A verdade — ou o argumento que pretende validar uma verdade — é uma propriedade da linguagem apenas e só na medida em que a linguagem é uma propriedade de uma inteligência que pressupõe uma consciência. A linguagem não é um fenómeno isolado ou que possa ser isolado; e “adequação ao real” (segundo S. Tomás de Aquino) não significa “cópia fiel do real”, porque a acção da inteligência, interpreta — e porque de outro modo não seria inteligência, mas uma espécie de máquina fotocopiadora.

Portanto, não podemos separar a linguagem (por exemplo, a linguagem do formalismo matemático), por um lado, da inteligência e da consciência, por outro  lado.

Depois, uma “explicação científica” (como vimos em  Pierre Duhem) não explica nada, porque uma “explicação científica” dissocia-se da compreensão (dos fenómenos entendidos em si mesmos). O cientista não investiga o significado de um fenómeno (a atracção, por exemplo) quando tenta “explicá-lo” — antes enuncia uma lei, ou seja, uma correlação constante entre um certo número de parâmetros que deverá permitir que esse fenómeno seja “apercebido” (e não “percebido”).

Por isso é que nós dizemos que a ciência não explica nada: em vez disso, descreve. Em ciência, e em vez de “explicação”, deveríamos dizer “descrição”.
 
Colocar em contraposição o argumento, por um lado, e a descrição científica, por outro  lado, seria analogamente como colocar em oposição alhos e bugalhos, sabendo-se que uma coisa não tem nada a ver com a outra. Apenas obtemos uma confusão de vegetais. Argumento e descrição científica não se opõem porque pertencem a domínios diferentes da realidade.

Se a ciência não explica nada e apenas descreve as correlações entre os fenómenos, ¿será que devemos abdicar de qualquer tentativa de explicação dos fenómenos? A ciência actual (Feyerabend) responde a esta pergunta da seguinte maneira:

“A ciência tem a exclusividade não só da descrição dos fenómenos, mas também da sua explicação segundo critérios materialistas. Ou seja, a metafísica passou a fazer parte da ciência, por um lado, e a metafísica só pode ser materialista, por outro  lado.”
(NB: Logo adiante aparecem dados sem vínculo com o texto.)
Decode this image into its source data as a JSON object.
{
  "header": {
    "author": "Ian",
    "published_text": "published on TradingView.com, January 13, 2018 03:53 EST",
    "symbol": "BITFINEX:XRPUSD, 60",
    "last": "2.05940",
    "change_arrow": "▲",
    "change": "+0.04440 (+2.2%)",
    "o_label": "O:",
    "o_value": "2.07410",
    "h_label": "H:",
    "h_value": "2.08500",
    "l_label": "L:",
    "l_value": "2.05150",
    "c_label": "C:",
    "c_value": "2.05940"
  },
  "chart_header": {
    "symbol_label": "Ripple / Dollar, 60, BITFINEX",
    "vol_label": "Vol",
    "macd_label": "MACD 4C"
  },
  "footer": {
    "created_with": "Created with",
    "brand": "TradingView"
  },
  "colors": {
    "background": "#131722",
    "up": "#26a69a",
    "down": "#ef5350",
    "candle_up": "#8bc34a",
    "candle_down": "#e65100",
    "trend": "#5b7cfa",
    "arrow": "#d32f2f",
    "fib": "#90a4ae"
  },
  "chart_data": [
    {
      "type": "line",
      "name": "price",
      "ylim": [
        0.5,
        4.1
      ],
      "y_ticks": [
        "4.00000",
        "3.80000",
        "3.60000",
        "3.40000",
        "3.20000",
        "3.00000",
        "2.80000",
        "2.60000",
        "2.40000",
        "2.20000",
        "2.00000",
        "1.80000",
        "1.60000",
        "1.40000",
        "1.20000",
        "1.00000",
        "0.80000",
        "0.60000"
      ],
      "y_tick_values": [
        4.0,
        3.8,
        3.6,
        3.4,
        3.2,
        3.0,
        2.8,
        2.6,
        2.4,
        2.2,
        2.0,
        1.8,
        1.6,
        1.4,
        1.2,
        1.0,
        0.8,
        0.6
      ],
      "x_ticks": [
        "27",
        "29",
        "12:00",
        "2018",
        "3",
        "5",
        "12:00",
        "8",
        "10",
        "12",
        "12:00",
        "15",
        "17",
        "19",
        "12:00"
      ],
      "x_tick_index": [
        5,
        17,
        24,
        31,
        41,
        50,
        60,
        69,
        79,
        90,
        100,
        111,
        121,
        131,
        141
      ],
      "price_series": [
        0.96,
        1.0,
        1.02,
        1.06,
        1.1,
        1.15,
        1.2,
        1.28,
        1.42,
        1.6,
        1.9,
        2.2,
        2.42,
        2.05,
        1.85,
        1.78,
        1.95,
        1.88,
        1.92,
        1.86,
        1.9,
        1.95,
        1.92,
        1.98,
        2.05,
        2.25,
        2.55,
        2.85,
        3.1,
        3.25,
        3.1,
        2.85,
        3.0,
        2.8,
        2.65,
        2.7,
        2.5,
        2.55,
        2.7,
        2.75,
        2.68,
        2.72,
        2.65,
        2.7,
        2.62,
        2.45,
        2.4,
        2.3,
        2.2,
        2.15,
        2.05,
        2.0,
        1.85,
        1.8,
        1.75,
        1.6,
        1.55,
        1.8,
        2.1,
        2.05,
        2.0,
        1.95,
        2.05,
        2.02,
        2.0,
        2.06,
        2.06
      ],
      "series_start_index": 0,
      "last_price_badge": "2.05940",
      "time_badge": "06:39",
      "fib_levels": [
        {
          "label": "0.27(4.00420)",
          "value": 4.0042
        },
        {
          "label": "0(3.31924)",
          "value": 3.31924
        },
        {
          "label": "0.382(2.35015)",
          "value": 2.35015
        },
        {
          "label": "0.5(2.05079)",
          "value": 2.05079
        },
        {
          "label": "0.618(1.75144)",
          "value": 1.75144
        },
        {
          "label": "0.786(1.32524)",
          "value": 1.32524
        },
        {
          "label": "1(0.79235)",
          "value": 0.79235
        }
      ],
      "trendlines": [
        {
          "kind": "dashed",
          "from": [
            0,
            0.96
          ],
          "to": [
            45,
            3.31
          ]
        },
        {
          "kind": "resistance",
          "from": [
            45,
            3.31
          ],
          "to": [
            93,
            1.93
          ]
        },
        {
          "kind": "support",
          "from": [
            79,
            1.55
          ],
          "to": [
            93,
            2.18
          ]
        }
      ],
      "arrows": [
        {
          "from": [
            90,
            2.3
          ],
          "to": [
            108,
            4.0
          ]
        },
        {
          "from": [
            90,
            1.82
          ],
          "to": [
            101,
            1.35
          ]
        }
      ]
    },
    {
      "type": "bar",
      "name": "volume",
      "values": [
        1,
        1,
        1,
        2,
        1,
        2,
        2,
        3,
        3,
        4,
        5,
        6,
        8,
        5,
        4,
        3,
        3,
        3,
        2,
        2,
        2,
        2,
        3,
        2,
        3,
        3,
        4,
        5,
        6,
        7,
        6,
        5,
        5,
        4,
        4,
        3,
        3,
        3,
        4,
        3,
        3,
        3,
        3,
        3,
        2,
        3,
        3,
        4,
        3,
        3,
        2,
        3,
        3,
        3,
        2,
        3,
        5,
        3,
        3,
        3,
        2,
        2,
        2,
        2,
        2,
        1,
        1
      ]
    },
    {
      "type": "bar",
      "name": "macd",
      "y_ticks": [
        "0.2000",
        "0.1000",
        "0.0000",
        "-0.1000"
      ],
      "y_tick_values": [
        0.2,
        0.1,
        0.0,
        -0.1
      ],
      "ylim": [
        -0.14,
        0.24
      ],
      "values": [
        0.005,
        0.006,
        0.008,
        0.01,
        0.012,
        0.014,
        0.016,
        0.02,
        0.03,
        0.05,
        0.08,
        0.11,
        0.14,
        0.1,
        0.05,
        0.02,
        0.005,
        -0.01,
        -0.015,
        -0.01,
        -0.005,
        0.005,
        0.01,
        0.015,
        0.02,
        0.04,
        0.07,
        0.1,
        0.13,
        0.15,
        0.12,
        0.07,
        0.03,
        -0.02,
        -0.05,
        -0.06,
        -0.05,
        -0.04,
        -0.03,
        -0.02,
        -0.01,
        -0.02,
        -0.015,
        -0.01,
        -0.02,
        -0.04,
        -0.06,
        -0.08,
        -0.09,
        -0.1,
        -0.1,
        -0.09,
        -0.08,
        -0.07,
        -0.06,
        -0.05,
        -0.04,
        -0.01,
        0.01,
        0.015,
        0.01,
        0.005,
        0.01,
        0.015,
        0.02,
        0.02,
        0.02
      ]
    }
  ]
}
Os biólogos, ou ateus — porque são sinónimos — imaginam Deus como um homem muito velho com umas longas barbas brancas que vive acima das nuvens.

E se alguém lhes disser que Deus = Causa do Universo, os ateus ou biólogos dizem que não pode ser, porque a causa do universo não pode ter barbas brancas. Ora, se é verdade que a causa do universo não pode ter barbas brancas, segue-se que Deus não existe — porque Deus é imaginado pelos biólogos como algo existente, como um calhau existe, ou como um velho de barbas brancas existe no espaço-tempo. Discutir com biólogos é perda de tempo.